Gujarat Whale Shark Day aims to recognise the efforts of the fishing community in actively conserving whale sharks. This year, the event was held at the fishing village of Dhamlej. A one-day awareness seminar on whale shark conservation in India, with a special focus on the Gujarat coast, was organised at the Shri Dhaumya Primary School on the occasion. About 300 students attended the seminar, which was chaired by Mr Khatana, Assistant Conservator of Forests, Junagadh Forest Division. Other dignitaries included Mr MJ Zala, the school’s Principal and Mr AD Khumar, Range Forest Officer, Veraval.
Students were happy to learn that their home state provided safe harbour to the largest extant fish in the world.
The event began with a documentary on the Whale Shark Conservation Project. WTI Sociologist Mr Farukhkha Bloch then made a presentation on the conservation needs and ecological significance of whale sharks. The presentation also underscored the specific role of local fishing communities in the project’s success and the importance of a partnership between scientists and community members in the conservation of any species.

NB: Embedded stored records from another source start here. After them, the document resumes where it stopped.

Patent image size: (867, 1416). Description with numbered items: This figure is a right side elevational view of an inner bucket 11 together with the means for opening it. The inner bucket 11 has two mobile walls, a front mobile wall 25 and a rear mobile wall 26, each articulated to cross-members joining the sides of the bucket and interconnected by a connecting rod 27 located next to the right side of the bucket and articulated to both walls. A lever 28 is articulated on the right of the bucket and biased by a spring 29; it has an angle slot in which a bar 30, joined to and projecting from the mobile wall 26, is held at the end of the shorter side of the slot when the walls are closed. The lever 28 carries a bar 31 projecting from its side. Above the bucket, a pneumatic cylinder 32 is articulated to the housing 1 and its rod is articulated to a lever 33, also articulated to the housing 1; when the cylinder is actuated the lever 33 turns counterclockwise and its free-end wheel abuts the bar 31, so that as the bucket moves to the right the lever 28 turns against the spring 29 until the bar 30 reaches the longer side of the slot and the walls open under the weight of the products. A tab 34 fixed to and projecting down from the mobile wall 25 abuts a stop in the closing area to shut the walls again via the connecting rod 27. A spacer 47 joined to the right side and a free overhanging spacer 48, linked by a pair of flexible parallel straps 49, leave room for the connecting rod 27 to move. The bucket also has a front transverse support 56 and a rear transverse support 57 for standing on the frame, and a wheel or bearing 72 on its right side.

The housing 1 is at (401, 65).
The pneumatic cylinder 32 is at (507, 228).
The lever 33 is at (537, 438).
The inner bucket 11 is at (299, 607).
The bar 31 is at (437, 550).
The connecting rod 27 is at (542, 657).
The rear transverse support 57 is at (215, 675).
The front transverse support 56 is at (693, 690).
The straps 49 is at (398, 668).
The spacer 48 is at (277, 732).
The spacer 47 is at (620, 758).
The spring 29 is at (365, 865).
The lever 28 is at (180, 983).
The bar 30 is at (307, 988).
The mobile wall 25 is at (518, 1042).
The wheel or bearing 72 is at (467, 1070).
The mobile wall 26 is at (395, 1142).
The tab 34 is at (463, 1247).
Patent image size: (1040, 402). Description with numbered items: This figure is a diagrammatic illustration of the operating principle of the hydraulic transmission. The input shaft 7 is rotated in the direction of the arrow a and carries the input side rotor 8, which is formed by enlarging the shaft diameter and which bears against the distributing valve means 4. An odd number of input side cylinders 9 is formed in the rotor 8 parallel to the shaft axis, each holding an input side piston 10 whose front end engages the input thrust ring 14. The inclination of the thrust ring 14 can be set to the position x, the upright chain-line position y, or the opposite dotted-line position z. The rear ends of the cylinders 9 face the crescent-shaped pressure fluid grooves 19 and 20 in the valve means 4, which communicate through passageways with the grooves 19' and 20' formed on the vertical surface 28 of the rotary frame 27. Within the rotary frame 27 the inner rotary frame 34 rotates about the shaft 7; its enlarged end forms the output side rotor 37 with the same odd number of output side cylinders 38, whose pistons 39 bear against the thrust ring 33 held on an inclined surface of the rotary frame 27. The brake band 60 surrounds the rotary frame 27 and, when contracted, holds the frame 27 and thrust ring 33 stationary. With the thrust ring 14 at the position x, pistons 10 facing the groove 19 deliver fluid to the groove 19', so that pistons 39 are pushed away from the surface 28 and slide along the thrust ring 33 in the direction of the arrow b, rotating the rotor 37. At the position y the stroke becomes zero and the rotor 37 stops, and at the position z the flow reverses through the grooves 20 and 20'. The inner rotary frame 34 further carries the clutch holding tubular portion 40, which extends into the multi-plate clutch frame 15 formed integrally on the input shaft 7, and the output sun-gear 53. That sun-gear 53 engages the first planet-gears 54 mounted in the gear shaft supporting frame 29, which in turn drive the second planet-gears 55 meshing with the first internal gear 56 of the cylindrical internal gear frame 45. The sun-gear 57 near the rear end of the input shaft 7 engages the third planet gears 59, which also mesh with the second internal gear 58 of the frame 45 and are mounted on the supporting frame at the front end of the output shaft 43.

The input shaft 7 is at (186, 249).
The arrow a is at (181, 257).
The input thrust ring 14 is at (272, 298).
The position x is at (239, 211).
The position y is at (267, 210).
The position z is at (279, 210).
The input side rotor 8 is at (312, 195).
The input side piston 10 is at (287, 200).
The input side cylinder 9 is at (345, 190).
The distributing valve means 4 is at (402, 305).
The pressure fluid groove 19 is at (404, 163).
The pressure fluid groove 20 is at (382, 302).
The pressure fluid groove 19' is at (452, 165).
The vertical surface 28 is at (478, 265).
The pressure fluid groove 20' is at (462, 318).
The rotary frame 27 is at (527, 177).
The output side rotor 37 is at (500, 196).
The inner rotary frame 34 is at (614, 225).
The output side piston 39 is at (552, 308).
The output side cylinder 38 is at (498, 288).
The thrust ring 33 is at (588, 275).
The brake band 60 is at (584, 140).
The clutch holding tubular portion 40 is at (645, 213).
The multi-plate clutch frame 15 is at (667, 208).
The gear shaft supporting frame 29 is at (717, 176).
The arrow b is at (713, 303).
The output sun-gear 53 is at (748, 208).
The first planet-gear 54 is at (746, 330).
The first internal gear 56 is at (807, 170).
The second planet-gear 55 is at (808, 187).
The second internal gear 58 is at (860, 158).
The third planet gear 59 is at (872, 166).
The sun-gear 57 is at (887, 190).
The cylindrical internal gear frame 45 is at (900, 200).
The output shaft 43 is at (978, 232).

Students were eager to know about the project’s background and ongoing activities. Many enquired about the need to conserve whale sharks and were happy to know that their home state provided safe harbour to the largest extant fish in the world. Posters, banners, hand-outs and photographs explaining various aspects of the project were placed on display to provide further information.
The ACF Mr Khatana delivered the presidential address on the occasion. “Conserving a biological equilibrium holds the key to a healthy and sustainable future”, he said. “Whale sharks help in maintaining this key biological balance in the marine ecosystem by keeping a check on plankton blooms.” The ACF praised the involvement and contribution of Ms Aradhana Sahu, the forest department representative previously associated with the project. He also told students about the pioneering compensation scheme for fishermen that the Gujarat Forest Department provides under the project.
The school Principal Mr MJ Zala urged the students to take upon themselves the responsibility of disseminating the conservation knowledge they had acquired on the day, adding that it was the need of the hour that several such conservation activities be organised. An interactive session followed wherein students were able to engage with Mr Charan Kumar, the WTI Marine Biologist associated with the project. As the event wound down students posed for photographs with a life-sized inflatable whale shark, while shouting slogans in support of whale shark conservation.